Can a Cisco 3550 be used as router?

Very recently I picked up a Cisco 3550 just to play around with networking and to familiarize myself with Cisco's command line configuration due to the fact that I will be working an electrical engineering internship in which I will have to deal with various networking issues (yes, I agree that a CSNA would be much better suited for this task, but since its part of the job requirements, I'm willing to learn about it).

What I was wondering, is whether or not my 3550 can act as a router. I know its a L3 switch, but does that mean it can take the place of a router?

EDIT: Since it seems possible to set my 3550 to act as a router, could you guys possibly point me to some documentation that might help me set this up? I think I need to use the ip route command, but I'm not entirely sure if that is the right approach.

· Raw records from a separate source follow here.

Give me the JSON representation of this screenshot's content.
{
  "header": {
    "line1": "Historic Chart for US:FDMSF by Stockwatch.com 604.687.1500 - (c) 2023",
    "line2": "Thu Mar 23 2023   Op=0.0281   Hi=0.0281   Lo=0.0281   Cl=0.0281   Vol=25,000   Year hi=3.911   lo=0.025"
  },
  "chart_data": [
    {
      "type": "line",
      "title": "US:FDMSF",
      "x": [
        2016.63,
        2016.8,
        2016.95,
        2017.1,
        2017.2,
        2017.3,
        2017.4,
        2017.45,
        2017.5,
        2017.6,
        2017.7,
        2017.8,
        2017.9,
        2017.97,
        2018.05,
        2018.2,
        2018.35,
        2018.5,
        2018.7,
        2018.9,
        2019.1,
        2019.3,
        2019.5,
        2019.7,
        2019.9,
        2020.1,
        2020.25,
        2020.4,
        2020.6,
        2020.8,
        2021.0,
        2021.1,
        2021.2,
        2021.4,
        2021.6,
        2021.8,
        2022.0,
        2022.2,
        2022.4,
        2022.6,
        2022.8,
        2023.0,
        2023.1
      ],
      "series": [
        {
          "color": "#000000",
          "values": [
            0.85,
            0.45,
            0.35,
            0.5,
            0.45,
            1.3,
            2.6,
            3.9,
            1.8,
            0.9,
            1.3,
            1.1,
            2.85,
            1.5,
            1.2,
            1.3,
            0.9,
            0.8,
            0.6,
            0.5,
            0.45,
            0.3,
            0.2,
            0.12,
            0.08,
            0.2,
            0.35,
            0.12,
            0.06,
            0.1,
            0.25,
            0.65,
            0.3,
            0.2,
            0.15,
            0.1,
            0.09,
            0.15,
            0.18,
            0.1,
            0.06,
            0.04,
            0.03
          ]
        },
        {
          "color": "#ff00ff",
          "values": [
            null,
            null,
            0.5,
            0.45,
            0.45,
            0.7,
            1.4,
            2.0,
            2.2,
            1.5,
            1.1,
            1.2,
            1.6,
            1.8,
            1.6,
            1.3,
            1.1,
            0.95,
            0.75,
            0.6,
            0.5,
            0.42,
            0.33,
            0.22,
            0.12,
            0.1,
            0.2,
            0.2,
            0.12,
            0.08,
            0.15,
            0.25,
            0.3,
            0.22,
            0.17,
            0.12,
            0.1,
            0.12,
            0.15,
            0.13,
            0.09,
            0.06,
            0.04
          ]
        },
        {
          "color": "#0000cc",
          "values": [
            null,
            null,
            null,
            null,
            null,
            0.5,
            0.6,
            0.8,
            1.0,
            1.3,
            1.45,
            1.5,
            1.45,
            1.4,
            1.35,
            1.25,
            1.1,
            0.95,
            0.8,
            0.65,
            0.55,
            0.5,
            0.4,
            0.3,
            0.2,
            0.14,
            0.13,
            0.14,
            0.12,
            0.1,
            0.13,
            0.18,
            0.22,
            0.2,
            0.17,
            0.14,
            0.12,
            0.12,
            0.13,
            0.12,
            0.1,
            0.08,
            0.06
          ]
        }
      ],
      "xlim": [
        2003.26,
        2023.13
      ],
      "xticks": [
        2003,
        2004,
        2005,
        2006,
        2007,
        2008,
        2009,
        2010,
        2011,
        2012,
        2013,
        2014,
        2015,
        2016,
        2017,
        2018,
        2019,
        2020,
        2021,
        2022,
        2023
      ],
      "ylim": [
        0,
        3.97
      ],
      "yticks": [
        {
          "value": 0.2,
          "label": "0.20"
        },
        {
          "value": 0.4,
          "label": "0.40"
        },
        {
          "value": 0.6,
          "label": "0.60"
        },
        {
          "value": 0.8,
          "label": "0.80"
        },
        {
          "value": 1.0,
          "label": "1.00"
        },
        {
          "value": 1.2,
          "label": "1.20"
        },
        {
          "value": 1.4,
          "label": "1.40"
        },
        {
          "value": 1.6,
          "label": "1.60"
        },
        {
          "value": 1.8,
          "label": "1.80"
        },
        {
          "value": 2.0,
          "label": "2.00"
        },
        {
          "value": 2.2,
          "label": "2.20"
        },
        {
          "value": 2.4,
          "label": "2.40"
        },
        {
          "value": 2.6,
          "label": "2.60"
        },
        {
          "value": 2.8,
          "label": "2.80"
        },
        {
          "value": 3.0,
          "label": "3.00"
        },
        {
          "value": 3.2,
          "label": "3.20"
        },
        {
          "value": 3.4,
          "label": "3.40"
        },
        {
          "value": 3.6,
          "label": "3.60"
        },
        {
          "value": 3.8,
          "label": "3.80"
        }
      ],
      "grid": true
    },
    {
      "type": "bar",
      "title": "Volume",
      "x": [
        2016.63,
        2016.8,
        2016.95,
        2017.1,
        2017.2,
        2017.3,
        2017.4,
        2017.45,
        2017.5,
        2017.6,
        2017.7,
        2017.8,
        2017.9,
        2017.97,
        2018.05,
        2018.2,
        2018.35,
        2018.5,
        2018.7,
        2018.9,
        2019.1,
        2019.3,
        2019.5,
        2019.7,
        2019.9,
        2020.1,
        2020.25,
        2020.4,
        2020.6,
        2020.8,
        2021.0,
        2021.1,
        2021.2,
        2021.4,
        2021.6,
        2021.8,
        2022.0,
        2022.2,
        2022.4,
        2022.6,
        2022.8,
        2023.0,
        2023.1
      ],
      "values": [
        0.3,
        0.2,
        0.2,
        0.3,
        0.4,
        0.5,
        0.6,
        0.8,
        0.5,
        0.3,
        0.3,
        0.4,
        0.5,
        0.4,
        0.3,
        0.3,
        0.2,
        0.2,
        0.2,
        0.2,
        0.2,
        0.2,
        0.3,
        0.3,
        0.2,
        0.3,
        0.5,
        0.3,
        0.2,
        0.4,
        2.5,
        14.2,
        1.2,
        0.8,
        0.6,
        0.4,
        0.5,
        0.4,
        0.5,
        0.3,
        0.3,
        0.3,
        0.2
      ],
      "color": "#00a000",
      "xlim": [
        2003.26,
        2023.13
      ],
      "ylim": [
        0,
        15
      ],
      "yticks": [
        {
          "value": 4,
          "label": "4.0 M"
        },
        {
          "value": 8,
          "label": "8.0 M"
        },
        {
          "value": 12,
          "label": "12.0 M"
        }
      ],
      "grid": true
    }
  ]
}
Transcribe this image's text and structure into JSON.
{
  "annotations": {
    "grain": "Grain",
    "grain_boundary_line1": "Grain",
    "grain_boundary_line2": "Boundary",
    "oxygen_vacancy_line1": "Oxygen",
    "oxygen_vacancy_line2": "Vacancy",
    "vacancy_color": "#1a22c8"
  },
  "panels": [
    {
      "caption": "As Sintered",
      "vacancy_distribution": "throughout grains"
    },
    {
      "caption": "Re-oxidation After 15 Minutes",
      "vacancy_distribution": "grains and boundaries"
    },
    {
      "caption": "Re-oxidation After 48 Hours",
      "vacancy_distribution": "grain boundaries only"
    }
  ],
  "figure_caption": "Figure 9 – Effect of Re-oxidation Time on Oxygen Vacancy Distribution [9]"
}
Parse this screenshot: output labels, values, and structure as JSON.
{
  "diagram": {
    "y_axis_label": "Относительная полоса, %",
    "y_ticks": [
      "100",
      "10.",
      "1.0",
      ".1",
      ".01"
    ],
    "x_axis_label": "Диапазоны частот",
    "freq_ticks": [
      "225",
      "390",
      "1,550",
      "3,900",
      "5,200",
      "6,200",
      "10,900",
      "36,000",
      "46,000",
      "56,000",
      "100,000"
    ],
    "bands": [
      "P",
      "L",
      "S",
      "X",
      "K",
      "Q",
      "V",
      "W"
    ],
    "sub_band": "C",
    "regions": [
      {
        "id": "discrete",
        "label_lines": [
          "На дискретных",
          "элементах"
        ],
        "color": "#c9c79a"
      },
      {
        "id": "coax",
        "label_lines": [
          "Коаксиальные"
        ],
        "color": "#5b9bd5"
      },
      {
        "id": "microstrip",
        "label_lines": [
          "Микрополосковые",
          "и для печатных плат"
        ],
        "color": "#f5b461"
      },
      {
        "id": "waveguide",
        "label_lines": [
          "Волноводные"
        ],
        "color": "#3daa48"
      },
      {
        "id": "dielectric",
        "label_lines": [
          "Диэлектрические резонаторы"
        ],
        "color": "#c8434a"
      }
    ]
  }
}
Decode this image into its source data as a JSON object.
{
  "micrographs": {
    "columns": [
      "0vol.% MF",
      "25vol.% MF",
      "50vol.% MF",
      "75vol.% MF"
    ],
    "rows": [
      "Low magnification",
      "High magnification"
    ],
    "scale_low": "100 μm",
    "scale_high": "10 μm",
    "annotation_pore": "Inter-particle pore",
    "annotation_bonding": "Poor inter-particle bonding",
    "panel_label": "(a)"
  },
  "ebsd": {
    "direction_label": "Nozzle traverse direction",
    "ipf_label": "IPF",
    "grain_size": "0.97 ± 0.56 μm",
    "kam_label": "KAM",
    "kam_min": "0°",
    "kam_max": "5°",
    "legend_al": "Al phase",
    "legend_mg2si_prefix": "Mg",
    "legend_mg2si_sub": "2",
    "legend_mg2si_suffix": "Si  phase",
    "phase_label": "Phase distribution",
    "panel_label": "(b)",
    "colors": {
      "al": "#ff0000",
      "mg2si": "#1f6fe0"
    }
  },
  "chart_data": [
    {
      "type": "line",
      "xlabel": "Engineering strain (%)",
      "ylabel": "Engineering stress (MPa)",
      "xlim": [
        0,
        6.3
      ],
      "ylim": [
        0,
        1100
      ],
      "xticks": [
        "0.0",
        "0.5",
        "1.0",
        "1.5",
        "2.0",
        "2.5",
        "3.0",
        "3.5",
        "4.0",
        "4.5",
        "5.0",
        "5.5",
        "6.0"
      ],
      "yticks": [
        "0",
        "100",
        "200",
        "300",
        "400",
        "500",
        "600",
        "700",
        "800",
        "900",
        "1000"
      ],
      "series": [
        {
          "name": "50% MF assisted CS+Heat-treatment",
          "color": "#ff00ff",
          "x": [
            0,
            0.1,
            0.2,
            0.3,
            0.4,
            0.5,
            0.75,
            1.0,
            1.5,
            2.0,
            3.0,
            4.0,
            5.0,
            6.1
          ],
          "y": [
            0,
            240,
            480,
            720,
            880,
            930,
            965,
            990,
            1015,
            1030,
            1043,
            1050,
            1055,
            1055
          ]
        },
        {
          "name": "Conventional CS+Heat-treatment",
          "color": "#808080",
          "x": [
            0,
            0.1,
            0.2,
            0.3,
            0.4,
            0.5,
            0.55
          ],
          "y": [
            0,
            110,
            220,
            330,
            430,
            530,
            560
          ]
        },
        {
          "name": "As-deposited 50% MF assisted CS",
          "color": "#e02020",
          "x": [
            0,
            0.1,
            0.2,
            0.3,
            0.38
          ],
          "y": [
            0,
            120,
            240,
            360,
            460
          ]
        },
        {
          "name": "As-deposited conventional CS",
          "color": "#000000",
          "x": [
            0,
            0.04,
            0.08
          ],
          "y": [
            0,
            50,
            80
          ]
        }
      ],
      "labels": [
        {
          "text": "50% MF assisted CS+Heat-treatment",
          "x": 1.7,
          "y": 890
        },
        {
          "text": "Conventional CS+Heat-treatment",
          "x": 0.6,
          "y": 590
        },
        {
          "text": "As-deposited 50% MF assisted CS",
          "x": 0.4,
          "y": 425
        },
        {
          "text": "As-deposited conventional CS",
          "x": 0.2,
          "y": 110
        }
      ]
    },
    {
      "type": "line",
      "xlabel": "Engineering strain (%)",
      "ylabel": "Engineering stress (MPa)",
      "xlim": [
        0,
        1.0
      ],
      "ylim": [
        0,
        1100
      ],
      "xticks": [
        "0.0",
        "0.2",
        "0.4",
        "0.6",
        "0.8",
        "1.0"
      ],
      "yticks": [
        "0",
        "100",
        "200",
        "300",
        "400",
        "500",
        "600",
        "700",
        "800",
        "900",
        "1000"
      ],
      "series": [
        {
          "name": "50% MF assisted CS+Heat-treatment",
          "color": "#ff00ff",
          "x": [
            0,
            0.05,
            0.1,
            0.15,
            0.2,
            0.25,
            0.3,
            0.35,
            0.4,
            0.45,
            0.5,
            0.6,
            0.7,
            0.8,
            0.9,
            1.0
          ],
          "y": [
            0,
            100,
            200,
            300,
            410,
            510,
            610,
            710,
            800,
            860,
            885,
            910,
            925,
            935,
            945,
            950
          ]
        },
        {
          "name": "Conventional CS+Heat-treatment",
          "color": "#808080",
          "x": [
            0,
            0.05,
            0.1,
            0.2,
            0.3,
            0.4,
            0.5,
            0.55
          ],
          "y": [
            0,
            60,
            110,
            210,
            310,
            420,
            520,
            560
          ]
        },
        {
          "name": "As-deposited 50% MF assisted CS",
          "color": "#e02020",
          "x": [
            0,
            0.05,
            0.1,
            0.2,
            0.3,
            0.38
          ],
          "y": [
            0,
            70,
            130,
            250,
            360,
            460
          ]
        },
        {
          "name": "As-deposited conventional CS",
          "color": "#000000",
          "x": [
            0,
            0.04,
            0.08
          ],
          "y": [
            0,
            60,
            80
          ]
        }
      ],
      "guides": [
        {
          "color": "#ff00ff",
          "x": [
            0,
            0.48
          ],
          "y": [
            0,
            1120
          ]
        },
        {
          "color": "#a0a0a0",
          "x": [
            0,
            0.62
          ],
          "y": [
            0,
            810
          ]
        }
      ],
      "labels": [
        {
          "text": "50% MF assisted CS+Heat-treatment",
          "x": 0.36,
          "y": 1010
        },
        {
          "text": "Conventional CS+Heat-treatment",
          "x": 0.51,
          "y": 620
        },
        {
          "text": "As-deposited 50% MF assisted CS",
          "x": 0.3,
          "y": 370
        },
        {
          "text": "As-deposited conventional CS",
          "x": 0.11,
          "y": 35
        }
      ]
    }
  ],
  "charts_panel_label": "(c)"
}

A 3550 will do great routing packets and even using BGP, but as mentioned by jgoldschrafe it won't hold complete BGP tables (that is, every route announced on the internet by any AS, with a CIDR larger than /25).

There's nothing stopping you from using 3550 devices to BGP announce your networks, and use default routes to transit providers. Thanks to the Cisco Express Forwarding technology, it will actually do more PPS than it's cousins ISR 2800 serie, according to the cisco specifications anyway.


The term "L3 Switch" describes a switch that is also a router. A layer 3 switch should be a serviceable, but likely limited, router.


Most layer 3 switches, including the Cisco 3550, do not have TCAMs large enough to allow the routing engine to hold Internet-scale routing tables. It will do a fine job of simple LAN routing, but you're probably not going to get away with running BGP on it.